I could not possibly read through the Old Testament. I read the book of
Genesis, and the chapters that followed invariably sent me to sleep But just
for the sake of being able to say that I had read it, I plodded through the
other books with much difficulty and without the least interest or
understanding. I disliked reading the book of Numbers.
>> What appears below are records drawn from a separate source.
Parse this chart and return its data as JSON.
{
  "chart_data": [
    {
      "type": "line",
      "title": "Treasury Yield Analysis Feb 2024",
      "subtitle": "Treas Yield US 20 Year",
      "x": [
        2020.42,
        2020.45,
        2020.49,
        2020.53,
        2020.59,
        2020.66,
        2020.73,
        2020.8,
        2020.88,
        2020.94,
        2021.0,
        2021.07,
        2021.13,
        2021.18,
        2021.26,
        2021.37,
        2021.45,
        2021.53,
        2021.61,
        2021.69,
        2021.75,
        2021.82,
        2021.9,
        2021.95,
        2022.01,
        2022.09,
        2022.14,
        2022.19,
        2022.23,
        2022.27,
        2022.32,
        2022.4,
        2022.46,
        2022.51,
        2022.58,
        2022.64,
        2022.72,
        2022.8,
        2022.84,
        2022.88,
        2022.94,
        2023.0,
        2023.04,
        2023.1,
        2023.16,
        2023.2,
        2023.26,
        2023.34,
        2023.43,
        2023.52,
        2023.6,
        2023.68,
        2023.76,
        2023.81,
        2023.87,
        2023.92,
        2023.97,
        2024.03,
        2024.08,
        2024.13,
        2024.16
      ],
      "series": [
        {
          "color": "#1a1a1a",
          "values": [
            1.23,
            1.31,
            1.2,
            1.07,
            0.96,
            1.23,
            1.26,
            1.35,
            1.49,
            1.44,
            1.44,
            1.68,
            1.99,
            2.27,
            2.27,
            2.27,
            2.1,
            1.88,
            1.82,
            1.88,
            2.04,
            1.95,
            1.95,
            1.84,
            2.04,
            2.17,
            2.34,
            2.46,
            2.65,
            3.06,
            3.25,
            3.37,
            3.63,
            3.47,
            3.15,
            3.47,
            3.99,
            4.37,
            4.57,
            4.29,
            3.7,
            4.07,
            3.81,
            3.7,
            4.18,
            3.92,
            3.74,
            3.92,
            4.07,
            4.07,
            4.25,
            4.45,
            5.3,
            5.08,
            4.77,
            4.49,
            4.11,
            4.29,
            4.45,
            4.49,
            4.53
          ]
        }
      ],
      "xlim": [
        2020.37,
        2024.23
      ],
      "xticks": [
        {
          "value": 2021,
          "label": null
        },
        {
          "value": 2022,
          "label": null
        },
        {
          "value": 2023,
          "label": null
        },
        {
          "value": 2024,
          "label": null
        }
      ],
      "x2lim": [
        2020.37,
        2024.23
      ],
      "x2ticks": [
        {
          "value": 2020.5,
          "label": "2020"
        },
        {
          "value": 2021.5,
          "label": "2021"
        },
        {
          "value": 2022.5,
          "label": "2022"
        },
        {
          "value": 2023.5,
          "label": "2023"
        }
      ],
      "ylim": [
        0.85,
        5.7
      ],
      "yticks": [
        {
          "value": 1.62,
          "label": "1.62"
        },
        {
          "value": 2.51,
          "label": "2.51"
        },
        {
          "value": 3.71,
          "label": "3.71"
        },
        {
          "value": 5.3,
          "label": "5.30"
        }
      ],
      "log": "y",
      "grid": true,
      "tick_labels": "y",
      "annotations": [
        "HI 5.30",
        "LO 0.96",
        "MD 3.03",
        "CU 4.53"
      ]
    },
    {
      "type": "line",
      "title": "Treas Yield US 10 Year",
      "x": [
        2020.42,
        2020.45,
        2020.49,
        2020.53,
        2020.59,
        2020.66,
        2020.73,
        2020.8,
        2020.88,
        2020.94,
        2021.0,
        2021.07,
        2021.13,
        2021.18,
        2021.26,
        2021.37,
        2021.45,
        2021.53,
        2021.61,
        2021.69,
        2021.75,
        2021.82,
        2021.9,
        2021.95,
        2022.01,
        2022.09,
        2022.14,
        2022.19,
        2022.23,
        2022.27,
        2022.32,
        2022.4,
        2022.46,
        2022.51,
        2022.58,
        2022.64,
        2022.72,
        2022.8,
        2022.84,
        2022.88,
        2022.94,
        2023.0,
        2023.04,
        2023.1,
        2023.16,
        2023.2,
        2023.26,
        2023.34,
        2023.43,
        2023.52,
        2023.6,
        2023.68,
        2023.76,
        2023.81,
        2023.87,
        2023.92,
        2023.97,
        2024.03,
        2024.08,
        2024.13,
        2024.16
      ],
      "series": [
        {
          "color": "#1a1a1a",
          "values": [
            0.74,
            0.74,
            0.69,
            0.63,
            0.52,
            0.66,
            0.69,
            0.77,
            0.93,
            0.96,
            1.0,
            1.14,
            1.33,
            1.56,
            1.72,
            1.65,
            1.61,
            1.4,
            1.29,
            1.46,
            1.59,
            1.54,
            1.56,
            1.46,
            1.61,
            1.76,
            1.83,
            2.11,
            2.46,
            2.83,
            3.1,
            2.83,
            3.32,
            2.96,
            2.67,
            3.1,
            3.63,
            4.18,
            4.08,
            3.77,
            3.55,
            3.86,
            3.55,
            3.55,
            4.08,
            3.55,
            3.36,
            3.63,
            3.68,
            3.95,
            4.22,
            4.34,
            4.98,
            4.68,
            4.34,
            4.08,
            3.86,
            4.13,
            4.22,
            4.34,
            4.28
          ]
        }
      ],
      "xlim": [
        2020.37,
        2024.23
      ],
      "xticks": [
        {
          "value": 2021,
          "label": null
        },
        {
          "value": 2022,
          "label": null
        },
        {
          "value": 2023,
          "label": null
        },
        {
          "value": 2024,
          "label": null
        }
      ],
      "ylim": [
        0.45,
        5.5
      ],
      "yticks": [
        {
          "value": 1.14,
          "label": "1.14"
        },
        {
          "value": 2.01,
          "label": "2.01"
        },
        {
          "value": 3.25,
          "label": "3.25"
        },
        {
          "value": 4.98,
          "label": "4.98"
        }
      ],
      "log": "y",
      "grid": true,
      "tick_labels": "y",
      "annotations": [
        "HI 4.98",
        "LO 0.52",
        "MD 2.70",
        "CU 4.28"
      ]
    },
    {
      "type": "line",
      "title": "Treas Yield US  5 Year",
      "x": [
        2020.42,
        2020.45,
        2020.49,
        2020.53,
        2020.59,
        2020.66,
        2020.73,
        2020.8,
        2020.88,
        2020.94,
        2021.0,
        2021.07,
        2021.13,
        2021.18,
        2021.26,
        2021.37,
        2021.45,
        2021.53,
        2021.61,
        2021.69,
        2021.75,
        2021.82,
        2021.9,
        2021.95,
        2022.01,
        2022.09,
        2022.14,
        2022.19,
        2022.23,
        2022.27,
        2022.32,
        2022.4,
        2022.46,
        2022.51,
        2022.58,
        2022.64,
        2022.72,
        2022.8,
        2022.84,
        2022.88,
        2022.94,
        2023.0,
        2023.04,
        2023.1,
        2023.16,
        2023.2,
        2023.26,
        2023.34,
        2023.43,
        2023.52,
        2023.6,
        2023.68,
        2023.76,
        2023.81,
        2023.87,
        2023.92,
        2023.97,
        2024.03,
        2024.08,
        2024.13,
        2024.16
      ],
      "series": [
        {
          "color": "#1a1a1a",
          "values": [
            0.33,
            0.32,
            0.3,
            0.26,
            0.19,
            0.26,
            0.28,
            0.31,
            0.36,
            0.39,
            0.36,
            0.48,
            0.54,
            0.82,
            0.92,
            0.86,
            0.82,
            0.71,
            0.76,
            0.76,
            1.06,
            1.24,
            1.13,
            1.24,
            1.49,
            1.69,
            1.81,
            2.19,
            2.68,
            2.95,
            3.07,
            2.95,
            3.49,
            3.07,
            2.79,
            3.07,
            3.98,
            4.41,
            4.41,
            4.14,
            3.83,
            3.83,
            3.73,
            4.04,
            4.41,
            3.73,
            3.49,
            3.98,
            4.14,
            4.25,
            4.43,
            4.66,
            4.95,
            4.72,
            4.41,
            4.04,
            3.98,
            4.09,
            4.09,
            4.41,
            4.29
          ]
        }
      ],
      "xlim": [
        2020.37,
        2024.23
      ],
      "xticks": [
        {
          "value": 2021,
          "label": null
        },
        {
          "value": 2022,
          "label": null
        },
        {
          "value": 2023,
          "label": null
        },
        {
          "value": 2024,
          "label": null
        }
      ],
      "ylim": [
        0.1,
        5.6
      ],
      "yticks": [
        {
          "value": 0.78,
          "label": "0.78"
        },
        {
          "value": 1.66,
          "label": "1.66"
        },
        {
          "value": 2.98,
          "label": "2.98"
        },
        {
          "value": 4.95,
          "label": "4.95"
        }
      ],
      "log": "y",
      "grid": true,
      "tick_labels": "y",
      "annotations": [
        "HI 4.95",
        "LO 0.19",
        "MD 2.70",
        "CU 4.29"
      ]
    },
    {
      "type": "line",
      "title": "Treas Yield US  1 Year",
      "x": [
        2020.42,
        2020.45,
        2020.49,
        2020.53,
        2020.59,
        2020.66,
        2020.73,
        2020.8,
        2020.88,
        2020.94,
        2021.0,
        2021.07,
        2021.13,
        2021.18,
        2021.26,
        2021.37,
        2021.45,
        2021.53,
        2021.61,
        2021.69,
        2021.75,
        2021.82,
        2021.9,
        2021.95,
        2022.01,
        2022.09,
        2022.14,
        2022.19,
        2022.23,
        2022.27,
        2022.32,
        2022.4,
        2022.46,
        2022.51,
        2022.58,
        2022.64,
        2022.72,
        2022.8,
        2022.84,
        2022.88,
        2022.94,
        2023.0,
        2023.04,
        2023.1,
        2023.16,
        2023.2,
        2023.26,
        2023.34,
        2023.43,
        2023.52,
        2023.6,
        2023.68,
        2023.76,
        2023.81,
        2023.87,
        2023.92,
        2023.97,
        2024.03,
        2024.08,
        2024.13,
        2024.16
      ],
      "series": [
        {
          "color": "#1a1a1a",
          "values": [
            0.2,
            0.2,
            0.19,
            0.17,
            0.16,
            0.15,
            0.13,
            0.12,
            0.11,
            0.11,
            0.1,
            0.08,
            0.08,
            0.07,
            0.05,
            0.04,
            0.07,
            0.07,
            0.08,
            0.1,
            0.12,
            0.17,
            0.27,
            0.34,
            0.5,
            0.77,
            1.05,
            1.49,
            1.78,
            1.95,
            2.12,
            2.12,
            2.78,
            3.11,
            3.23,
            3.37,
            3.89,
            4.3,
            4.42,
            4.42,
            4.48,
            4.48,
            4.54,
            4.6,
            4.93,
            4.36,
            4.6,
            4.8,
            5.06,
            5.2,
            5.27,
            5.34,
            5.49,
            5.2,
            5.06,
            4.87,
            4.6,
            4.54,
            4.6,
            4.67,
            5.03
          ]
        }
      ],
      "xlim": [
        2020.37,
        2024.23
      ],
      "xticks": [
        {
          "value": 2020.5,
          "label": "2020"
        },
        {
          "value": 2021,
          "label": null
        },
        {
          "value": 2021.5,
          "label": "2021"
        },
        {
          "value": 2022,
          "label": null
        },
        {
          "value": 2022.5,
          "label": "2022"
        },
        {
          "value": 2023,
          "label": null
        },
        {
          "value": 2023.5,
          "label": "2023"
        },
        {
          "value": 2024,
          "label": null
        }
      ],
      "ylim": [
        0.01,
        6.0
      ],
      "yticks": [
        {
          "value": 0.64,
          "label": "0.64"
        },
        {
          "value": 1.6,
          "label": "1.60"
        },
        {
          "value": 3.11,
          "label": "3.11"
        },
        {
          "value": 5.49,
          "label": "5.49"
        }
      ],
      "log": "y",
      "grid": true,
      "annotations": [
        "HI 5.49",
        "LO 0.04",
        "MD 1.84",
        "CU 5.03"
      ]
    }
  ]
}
But the New Testament produced a different impression, especially the Sermon on the
Mount which went straight to my heart. I compared it with the Gita. The
verses, "But I say unto you, that ye resist not evil: but whosoever shall smite
thee on thy right cheek, turn to him the other also. And if any man take away
thy coat let him have thy cloak too," delighted me beyond measure and put me in
mind of Shamal Bhatt's "For a bowl of water, give a goodly meal", etc.
An Autobiography,
p. 49, Edn. 1958
I have not been able to see any difference between the Sermon on the Mount and the Bhagavadgita. What the Sermon describes in a graphic manner, the Bhagavadgita reduces to a scientific formula. It may not be a scientific book in the accepted sense of the term, but it has argued out the law of love — the law of abandon as I would call it — in a scientific manner. The Sermon on the Mount gives the same law in wonderful language. The New Testament gave me comfort and boundless joy, as it came after the repulsion that parts of the Old had given me. Today supposing I was deprived of the Gita and forgot all its contents but had a copy of the Sermon, I should derive the same joy from it as I do from the Gila.
Young India,
22-12-1927
Christ, a Supreme Artist
Truth is the first thing to be sought for, and Beauty and Goodness will then be added
unto you. Jesus was, to my mind, a supreme artist because he saw and expressed
Truth; and so was Mahomed, the Koran being the most perfect composition
in all Arabic literature — at any rate, that is what scholars say. It is because
both of them strove first for Truth that the grace of expression naturally came
in and yet neither Jesus nor Mahomed wrote on art. That is the Truth and Beauty
I crave for, live for and would die for.